The magician grinned. “You just keep thinking that way, lad.”

“I don’t think you can draw on people’s life energy, either,” Gar mused, “since we’re Terran, and you’re made of the substance of this planet.”

“You might be surprised.”

“I try to expect the unexpected,” Gar told him. “Of course, the appeal of human life force might be why you appear when Blaize, or any other ghost leader, summons you.”

“Yes it might, mightn’t it?” the sorcerer said, gloating.

“On the other hand, it might not,” Conn said, giving the sorcerer a dark look.

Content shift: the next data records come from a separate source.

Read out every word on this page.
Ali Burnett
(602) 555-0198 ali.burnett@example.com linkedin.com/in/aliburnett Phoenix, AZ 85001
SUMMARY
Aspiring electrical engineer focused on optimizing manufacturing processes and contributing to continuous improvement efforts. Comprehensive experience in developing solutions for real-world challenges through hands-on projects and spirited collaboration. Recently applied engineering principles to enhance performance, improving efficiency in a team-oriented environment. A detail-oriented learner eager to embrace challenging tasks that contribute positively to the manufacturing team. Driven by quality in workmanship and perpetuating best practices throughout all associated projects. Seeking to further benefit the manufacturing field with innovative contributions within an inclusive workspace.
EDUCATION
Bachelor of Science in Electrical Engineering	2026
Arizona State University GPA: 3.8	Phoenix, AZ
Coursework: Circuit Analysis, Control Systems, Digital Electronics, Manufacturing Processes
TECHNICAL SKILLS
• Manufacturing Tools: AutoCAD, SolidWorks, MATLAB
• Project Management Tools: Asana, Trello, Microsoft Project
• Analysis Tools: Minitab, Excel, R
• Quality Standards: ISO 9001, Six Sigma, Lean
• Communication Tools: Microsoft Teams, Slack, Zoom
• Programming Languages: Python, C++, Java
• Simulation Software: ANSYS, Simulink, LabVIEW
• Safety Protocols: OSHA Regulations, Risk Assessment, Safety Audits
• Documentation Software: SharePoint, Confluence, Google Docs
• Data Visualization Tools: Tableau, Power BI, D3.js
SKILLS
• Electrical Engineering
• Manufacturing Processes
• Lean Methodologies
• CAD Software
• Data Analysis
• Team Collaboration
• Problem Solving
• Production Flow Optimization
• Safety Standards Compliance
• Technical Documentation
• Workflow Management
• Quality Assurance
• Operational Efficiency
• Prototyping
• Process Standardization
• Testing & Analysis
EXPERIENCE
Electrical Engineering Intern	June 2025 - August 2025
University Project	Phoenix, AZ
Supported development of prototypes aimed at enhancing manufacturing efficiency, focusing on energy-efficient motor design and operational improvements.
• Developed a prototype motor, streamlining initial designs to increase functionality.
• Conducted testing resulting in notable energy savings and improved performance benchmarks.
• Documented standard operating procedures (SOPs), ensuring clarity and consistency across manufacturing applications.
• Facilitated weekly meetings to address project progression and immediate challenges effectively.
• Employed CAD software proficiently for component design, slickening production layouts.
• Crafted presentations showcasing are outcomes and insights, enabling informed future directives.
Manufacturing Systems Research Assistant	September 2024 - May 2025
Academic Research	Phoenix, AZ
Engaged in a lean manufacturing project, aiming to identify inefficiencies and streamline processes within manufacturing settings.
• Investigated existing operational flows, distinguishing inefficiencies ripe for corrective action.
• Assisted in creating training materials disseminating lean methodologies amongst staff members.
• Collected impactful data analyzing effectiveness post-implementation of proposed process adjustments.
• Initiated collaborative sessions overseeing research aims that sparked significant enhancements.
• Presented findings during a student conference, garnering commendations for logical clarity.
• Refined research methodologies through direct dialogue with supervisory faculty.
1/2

“Of course,” said the hag, “it could be simply that we like the feel of human thoughts—but we wouldn’t talk about that, now, would we?”

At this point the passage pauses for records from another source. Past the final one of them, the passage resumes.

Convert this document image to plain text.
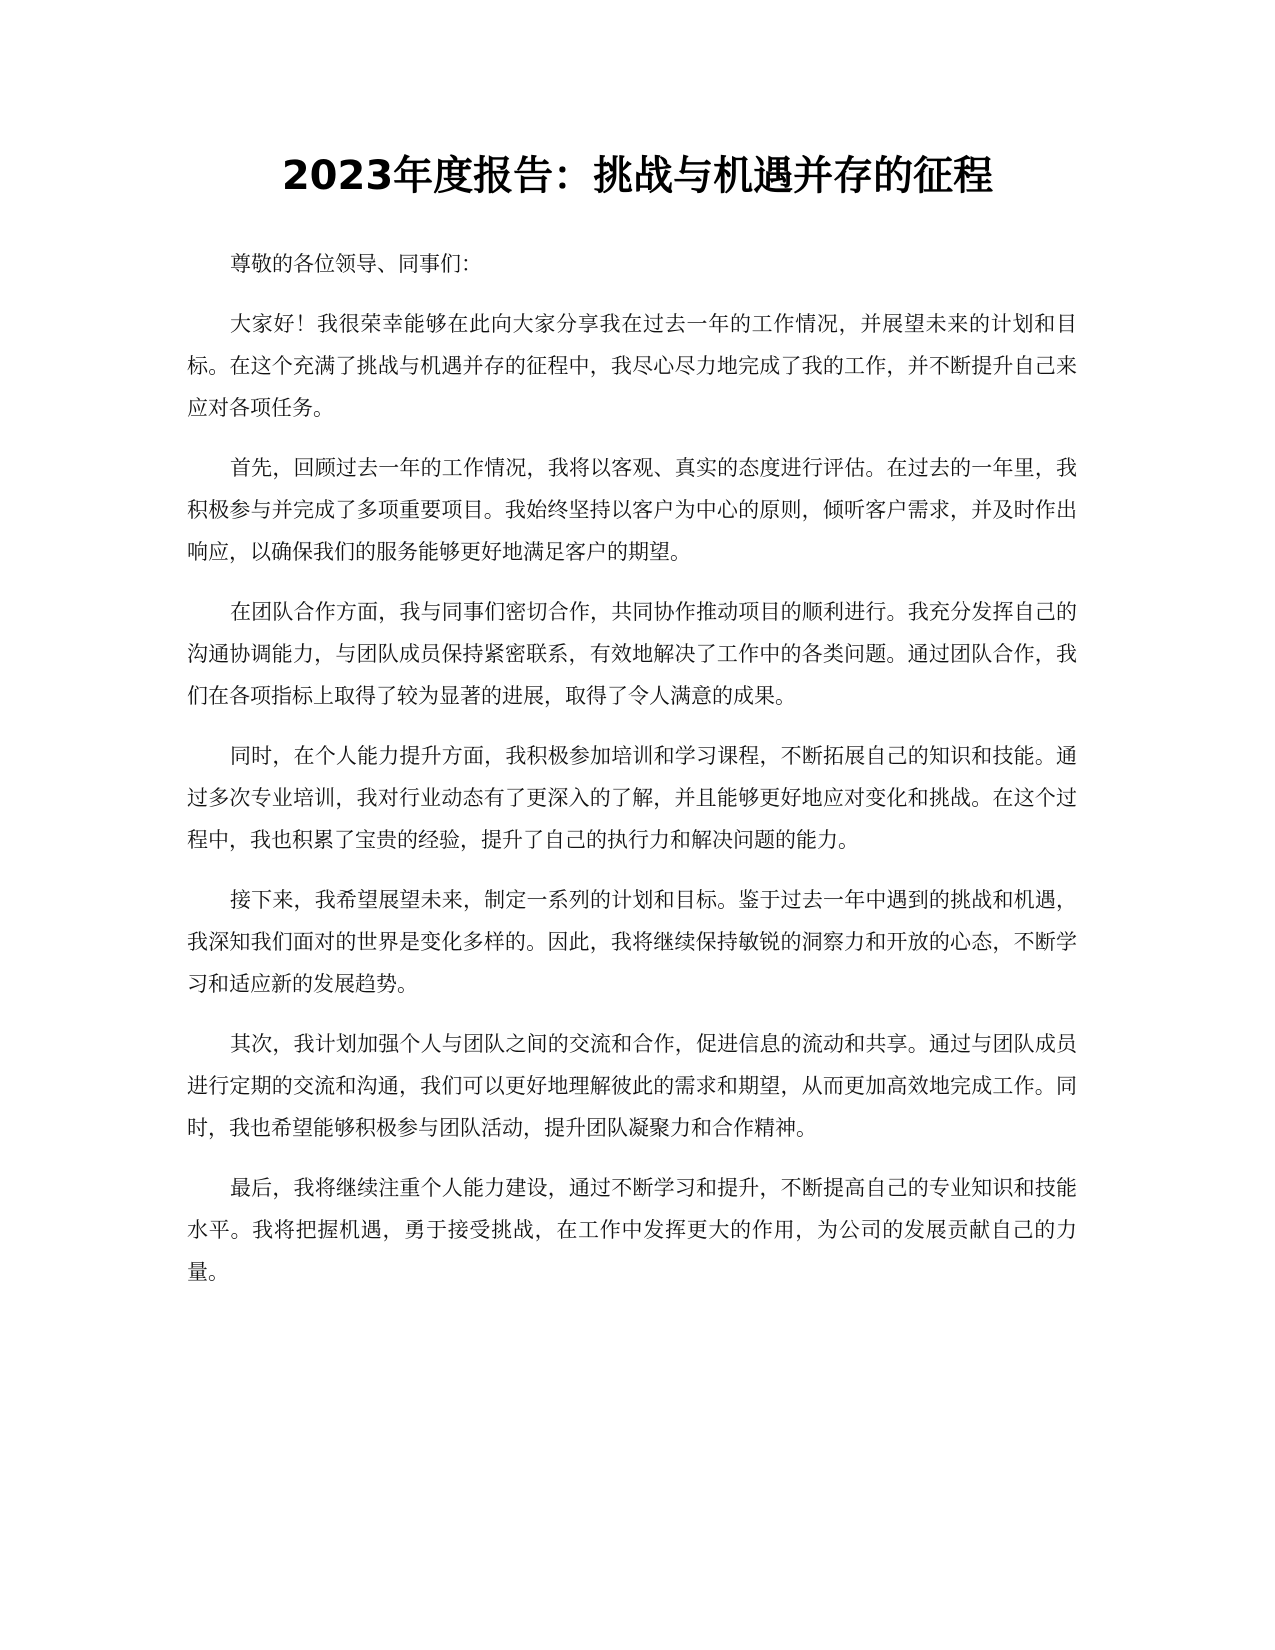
2023年度报告：挑战与机遇并存的征程

尊敬的各位领导、同事们：

大家好！我很荣幸能够在此向大家分享我在过去一年的工作情况，并展望未来的计划和目标。在这个充满了挑战与机遇并存的征程中，我尽心尽力地完成了我的工作，并不断提升自己来应对各项任务。

首先，回顾过去一年的工作情况，我将以客观、真实的态度进行评估。在过去的一年里，我积极参与并完成了多项重要项目。我始终坚持以客户为中心的原则，倾听客户需求，并及时作出响应，以确保我们的服务能够更好地满足客户的期望。

在团队合作方面，我与同事们密切合作，共同协作推动项目的顺利进行。我充分发挥自己的沟通协调能力，与团队成员保持紧密联系，有效地解决了工作中的各类问题。通过团队合作，我们在各项指标上取得了较为显著的进展，取得了令人满意的成果。

同时，在个人能力提升方面，我积极参加培训和学习课程，不断拓展自己的知识和技能。通过多次专业培训，我对行业动态有了更深入的了解，并且能够更好地应对变化和挑战。在这个过程中，我也积累了宝贵的经验，提升了自己的执行力和解决问题的能力。

接下来，我希望展望未来，制定一系列的计划和目标。鉴于过去一年中遇到的挑战和机遇，我深知我们面对的世界是变化多样的。因此，我将继续保持敏锐的洞察力和开放的心态，不断学习和适应新的发展趋势。

其次，我计划加强个人与团队之间的交流和合作，促进信息的流动和共享。通过与团队成员进行定期的交流和沟通，我们可以更好地理解彼此的需求和期望，从而更加高效地完成工作。同时，我也希望能够积极参与团队活动，提升团队凝聚力和合作精神。

最后，我将继续注重个人能力建设，通过不断学习和提升，不断提高自己的专业知识和技能水平。我将把握机遇，勇于接受挑战，在工作中发挥更大的作用，为公司的发展贡献自己的力量。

“Then don’t,” the sorcerer snapped. “Why not?” Alea grinned.

Gar nodded. “You’re creatures of thought, mostly, so human thoughts might wake agreeable sensations in you.”

“They warm themselves at our fires!” Alea exclaimed. “You come crowding to feel our emotions, don’t you?”

“Anger, love, hatred, sympathy, grief, gratitude—no wonder you cluster around deathbeds,” Gar mused. “Tell me, what does lust feel like to a ghost?”

“Delightful,” the old sorcerer sneered.

“Don’t pretend you can still feel it, you old idiot.” The crone sniffed. She turned to Alea. “They’re as different as flavors of food are to you, child. Love doesn’t feel like the love I remember, but it wakens a delicious sensation in me, one I can’t find words for. So do pity and desire and contentment—”

“And fear,” the sorcerer interrupted, grinning. “Fear feels best of all, a thrill and a glow and elation.”

“That’s why you try to frighten us!” Blaize cried. “That’s why you haunt!”

“Those who haunt, yes.” The crone threw the sorcerer a look of disgust. “Those who haunt and don’t have a good reason, such as crying for justice or warning of danger. Yes, ghosts like him delight in human fear and pain.”